TL;DR La ransomware gang Everest ha messo in vendita sul suo blog, nel darkweb, alcuni accessi a sistemi informatici istituzionali e governativi. Offrendo, al miglior offerente, le porte di accesso a dati e servizi anche critici.
“Ci sono persone che entrano nella tua vita solo per ricordarti di
chiudere la porta a chiave più spesso.”
La pandemia digitale che da qualche anno sta flagellando i sistemi informatici di Enti, Aziende e Istituzioni di tutto il mondo porta dietro di sé conseguenze talvolta non previste o sottovalutate: il punto di accesso.
Ne è un esempio l’annuncio pubblicato pochi giorni fa sul blog dell’Everest Ransom Team, il gruppo dietro l’omonimo ransomware che può “vantare”, tra le sue vittime, anche aziende italiane.
Per soli (si fa per dire…) 250.000$, si può letteralmente diventare “il re dell’elettricità dell’intero Paese“, “giocando” a proprio piacimento con un servizio essenziale della società: l’energia elettrica.
State-owned company for generating, transmitting and distributing electricity. Root access to many servers linux. Databases, backups, employee access to the administration of POS terminals and much more. Multiple settings and developments. You can become the king of electricity the whole country. The largest defense electronic equipment company appears in files and accesses. Price 250k$
e questo non è il solo accesso in vendita: nell’elenco figurano anche sistemi governativi USA, il Ministero dell’Economia Peruviano, il Governo Argentino, l’accesso a un Ente educativo francese, accessi a sistemi governativi inglesi…
Giusto per chiarire, non sono fornite prove certe che questi accessi siano reali o utilizzabili. Non sono neppure offerti ulteriori dettagli che possano aiutare a capire la gravità della situazione né inizi per capire quali sono i sistemi compromessi.
In ogni caso, non è improbabile che gli accessi sfruttati per inoculare il ransomware all’interno delle Reti siano successivamente venduti al miglior offerente. O che, attraverso i sistemi colpiti, gli attaccanti si siano garantiti l’accesso ad altri sistemi e installato backdoor in essi per un uso futuro.
Non sempre, infatti, le indagini nei sistemi colpiti da attacchi informatici riescono a individuare quale sia stato il vettore di attacco. Anche se venisse appurato, ad esempio, che tutto è iniziato da un account compromesso, è possibile che gli attaccanti abbiano implementato accesso di servizio in uno o più server, all’insaputa dei legittimi proprietari.

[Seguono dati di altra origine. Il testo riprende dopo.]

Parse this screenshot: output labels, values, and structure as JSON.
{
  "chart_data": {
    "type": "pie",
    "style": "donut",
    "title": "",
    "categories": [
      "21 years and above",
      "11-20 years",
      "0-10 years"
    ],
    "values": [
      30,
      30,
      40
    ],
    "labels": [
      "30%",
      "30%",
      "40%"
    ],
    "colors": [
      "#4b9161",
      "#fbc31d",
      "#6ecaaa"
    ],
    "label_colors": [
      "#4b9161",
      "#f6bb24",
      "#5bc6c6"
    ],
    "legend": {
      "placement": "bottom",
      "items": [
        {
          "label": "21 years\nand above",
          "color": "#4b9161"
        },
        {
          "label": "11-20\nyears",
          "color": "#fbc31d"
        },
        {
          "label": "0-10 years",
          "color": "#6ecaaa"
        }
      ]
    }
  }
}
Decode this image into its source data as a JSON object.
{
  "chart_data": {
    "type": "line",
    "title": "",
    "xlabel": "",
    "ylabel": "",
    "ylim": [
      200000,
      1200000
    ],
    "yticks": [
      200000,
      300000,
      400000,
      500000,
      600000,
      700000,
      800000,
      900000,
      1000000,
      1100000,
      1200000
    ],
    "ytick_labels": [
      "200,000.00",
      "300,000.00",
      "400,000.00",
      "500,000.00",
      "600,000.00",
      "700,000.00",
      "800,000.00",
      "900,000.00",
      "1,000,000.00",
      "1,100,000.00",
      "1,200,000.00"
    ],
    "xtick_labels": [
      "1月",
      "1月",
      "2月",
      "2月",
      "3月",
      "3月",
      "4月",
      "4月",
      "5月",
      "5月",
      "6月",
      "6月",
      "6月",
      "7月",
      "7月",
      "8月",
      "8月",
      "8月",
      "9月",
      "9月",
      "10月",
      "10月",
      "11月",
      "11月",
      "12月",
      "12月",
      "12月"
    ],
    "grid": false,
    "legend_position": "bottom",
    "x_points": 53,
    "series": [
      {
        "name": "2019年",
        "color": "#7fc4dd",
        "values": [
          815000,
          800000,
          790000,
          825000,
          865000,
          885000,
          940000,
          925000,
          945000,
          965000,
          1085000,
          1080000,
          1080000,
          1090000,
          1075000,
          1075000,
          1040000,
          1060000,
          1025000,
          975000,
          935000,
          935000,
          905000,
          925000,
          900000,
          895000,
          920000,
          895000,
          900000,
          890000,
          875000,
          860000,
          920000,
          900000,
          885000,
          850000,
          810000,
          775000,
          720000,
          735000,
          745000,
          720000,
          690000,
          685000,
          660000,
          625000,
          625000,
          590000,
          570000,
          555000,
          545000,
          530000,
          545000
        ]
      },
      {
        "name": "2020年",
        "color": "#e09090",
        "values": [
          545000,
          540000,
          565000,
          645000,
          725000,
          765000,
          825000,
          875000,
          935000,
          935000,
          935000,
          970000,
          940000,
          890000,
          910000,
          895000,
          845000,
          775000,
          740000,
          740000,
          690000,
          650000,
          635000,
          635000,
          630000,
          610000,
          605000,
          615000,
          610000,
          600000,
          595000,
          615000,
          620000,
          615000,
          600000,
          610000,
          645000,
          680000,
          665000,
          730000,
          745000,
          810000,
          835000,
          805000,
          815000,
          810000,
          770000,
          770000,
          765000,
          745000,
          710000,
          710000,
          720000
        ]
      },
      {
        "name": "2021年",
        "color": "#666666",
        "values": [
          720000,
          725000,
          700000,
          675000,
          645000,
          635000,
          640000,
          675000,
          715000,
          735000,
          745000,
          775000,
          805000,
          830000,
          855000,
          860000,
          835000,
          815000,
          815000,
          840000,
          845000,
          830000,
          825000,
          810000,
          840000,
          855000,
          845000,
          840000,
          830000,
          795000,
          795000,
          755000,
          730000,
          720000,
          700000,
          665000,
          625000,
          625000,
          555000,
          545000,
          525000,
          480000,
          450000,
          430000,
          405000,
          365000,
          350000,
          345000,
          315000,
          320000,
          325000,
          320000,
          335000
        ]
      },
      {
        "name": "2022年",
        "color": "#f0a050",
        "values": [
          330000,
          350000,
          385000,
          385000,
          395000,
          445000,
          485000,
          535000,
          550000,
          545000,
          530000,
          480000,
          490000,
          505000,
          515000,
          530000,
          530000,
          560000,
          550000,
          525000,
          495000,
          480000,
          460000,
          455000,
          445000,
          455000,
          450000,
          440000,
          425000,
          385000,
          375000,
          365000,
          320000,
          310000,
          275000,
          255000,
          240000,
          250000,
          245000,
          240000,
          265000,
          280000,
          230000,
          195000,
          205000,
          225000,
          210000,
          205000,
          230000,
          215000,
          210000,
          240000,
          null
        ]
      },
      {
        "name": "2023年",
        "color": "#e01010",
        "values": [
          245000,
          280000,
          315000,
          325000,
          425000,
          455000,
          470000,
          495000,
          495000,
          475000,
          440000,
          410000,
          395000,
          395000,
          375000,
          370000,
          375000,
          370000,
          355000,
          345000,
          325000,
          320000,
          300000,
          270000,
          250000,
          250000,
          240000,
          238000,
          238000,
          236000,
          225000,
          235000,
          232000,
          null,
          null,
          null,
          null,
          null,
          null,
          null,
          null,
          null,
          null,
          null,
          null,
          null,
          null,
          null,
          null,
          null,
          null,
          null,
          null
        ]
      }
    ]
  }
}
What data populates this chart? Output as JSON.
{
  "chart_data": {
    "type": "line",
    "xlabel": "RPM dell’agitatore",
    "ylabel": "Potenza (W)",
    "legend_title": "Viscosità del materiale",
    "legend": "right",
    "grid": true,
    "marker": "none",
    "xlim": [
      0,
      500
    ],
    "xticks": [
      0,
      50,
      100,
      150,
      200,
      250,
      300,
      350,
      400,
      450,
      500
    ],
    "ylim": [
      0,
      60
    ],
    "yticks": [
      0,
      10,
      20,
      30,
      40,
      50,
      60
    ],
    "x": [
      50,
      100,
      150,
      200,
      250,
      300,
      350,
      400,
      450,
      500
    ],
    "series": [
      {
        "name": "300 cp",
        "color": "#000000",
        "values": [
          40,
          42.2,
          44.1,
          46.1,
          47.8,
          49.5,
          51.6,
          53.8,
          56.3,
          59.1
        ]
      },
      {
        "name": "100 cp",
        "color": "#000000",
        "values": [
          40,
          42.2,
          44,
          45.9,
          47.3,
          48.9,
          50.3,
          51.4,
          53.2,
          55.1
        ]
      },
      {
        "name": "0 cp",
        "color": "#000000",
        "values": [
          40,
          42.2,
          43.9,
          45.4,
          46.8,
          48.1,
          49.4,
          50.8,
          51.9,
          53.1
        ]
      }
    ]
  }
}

Soprattutto in reti particolarmente ampie e complesse, riuscire ad analizzare ogni singolo server e ogni singolo servizio è spesso una operazione molto onerosa, se non impossibile. E dopo un attacco andato a buon fine, è molto difficile stabilire con certezza cosa è stato compromesso, quando e come. Anche il recupero di un sistema da un backup non esclude la possibilità che la compromissione iniziale sia avvenuta prima del backup stesso, ripristinando quindi –insieme ai dati– anche la porta che aveva permesso l’accesso agli attaccanti.

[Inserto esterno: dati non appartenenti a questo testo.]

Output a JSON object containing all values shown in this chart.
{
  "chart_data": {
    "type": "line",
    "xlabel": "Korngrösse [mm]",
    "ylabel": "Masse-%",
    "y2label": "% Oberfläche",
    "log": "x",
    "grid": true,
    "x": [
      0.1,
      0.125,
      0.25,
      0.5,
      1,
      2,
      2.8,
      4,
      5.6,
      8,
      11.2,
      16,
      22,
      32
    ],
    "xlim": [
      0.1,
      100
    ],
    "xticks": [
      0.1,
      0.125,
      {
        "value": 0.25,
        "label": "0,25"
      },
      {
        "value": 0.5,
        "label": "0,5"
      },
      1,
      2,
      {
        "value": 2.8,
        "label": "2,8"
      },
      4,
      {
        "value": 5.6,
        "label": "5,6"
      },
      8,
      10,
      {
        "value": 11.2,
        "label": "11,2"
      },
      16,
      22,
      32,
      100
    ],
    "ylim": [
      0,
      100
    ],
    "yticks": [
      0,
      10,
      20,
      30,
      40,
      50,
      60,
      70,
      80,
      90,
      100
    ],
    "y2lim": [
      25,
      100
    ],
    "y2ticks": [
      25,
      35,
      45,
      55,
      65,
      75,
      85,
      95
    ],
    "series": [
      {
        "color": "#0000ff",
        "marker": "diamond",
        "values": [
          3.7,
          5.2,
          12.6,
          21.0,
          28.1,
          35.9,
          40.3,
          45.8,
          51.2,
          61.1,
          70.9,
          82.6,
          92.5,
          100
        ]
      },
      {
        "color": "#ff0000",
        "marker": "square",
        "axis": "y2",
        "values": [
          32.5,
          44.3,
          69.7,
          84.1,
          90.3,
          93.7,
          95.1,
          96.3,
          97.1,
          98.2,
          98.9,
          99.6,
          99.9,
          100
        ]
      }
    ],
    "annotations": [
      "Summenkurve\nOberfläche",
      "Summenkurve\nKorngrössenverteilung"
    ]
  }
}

Anche per i non (ancora) attaccati c’è poco da stare tranquilli: come dimostra la diffusione delle varie botnet, i sistemi compromessi (a loro insaputa) sono migliaia. E ognuno di essi è, potenzialmente, sia una porta di accesso che un trampolino di lancio per attacchi informatici.

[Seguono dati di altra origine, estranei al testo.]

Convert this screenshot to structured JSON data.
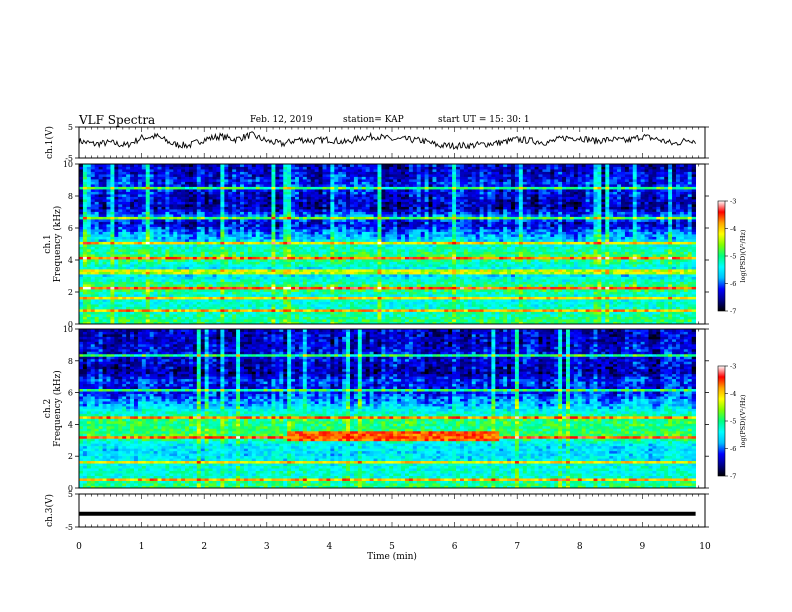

Tanto per citare qualche dato, una recente analisi da parte di Swascan poi pubblicata nel report “Botnet in Italia: il report 2021” ha evidenziato numeri preoccupanti: nel nostro Paese di stimano almeno 95.000 dispositivi compromessi, “zombie” pronti a rispondere ai comandi dell’attaccante, usati sia per diffondere malware che per compiere attacchi DDoS o rubare i dati.
Per concludere, quindi, ancora una volta l’arma migliore è la prevenzione. Attraverso investimenti sia tecnologici che organizzativi, passando per la formazione in cyber-hygiene a qualunque dipendente della scala gerarchica che abbia a che fare con i sistemi ICT aziendali/istituzionali.